Erythema means an area of localised or, sometimes, generalised blanching redness of the skin as a result of vasodilation. It is usually caused by mechanical or physical skin injury (including radiation), infection or inflammation.
Red flag symptoms to look out for include:
Red flag symptoms
- Non-blanching in an unwell patient
- Marked systemic upset, fever or respiratory problems
- Spreading from broken skin (such as venous leg ulcers)
- Recent tick bite (especially if in a known geographical risk area for Lyme disease)
Reasons for acute or chronic/recurrent erythema range from obvious and simple conditions, such as localised urticarial reaction after an insect bite, through those of moderate significance, such as caloric or chemical burns of varying degrees, to potentially life-threatening situations such as anaphylaxis.
The most common possible medical causes are listed below. Note that up to 50% of occurrences of erythema have no apparent medical cause.
The most common possible medical causes are:
- Lyme disease
- Liver disease
- Erythema infectiosum
- Erythema multiforme
Erythema migrans develops as part of Lyme disease after infection with one of the four main Borellia species, which have geographical preferences. The incubation period may be three to 30 days after a tick bite or, possibly, after the inappropriate removal of an infective tick.
Patients may present with a large lesion (gradually expanding to up to 50cm diameter or so), often located on the limbs, which might be accompanied by other lesions elsewhere. It can have a pale ‘bull's eye’ centre and does not tend to itch or hurt, but can feel warm to the touch.
The red flag for Lyme disease is the presence of additional intermittent flu-like symptoms; body aches and swollen glands. Later on, complications including joint pains and swellings (predominantly of the knees, but the pains can shift between joints), facial palsy, limb paraesthesia, meningitis-like features or hepatitis can develop.
Prompt management with serology and antibiotic treatment according to local guidelines in at-risk cases is important.
Erythema infectiosum is also known as fifth disease or slapped cheek syndrome. It is caused by the human erythrovirus or parvovirus. It typically affects school-age children, with a peak occurrence in winter and spring. The majority of adults will have acquired immunity.
Erythema infectiosum may happen without really being noticed. In more obvious presentations, a bright looking rash starts on the face and spreads over the limbs, typically sparing the palms and soles (which may feel itchy).
This rash can sometimes come and go for several weeks before it fully resolves. Interestingly, the rash actually only starts at the time when the patient is already no longer contagious to others.
There is rarely any significant systemic upset, although some patients may have headaches, rhinorrhoea, a fever or an upset stomach. The condition resolves within a week by itself.
Exposure of pregnant women without immunity to the virus can be problematic.

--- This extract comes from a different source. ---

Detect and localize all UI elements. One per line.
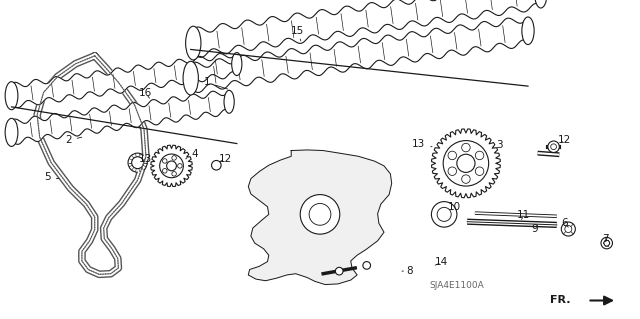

Although the chances are small, an infection can lead to an increased risk of miscarriage, foetal death (up to 10%), or chronic infection-related conditions, especially in the first 20 weeks of pregnancy.
Pregnant women with suspected infection should have a parvovirus serology and a possible referral for close ultrasound monitoring of foetal growth.
The other groups of adults at risk of complications from a late-acquired erythema infectiosum infection are patients with an impaired immune system (through an HIV infection, undergoing chemotherapy or radiotherapy, or those taking immunosuppressive drugs), or those with severe anaemia/sickle cell anaemia.
There is no method of prevention, such as a vaccination, for erythema infectiosum.
Erythema multiforme can develop as a reaction to medications (NSAIDs, antibiotics), infections or inflammatory conditions. It is not contagious. Symptoms are usually mild but may last for several weeks.
The rash starts as red spots, which can grow into patchy lesions with a target-cell or bull's eye-type centre and a darker outer ring. The lesions can be several centimetres wide and slightly itchy or uncomfortable. There may be general malaise, fever, some sensitivity to light, skin sores and joint aches.
Erythema multiforme usually affects patients under the age of 40 years. The main, potentially life-threatening complication, Stevens-Johnson syndrome, is rare. Relevant differential diagnoses including pemphigoid, pemphigus and dermatitis herpetiformis need to be considered.
If the patient is well, treating the underlying cause and symptomatic relief with antihistamines and topical steroids might be all that is needed. Very rarely, more severe complications may occur, such as cellulitis, septicaemia, or inflammation of the liver or the lungs.
There is a possibility of a recurrence of erythema multiforme, especially if it was caused by the Herpes simplex virus, which can be reactivated.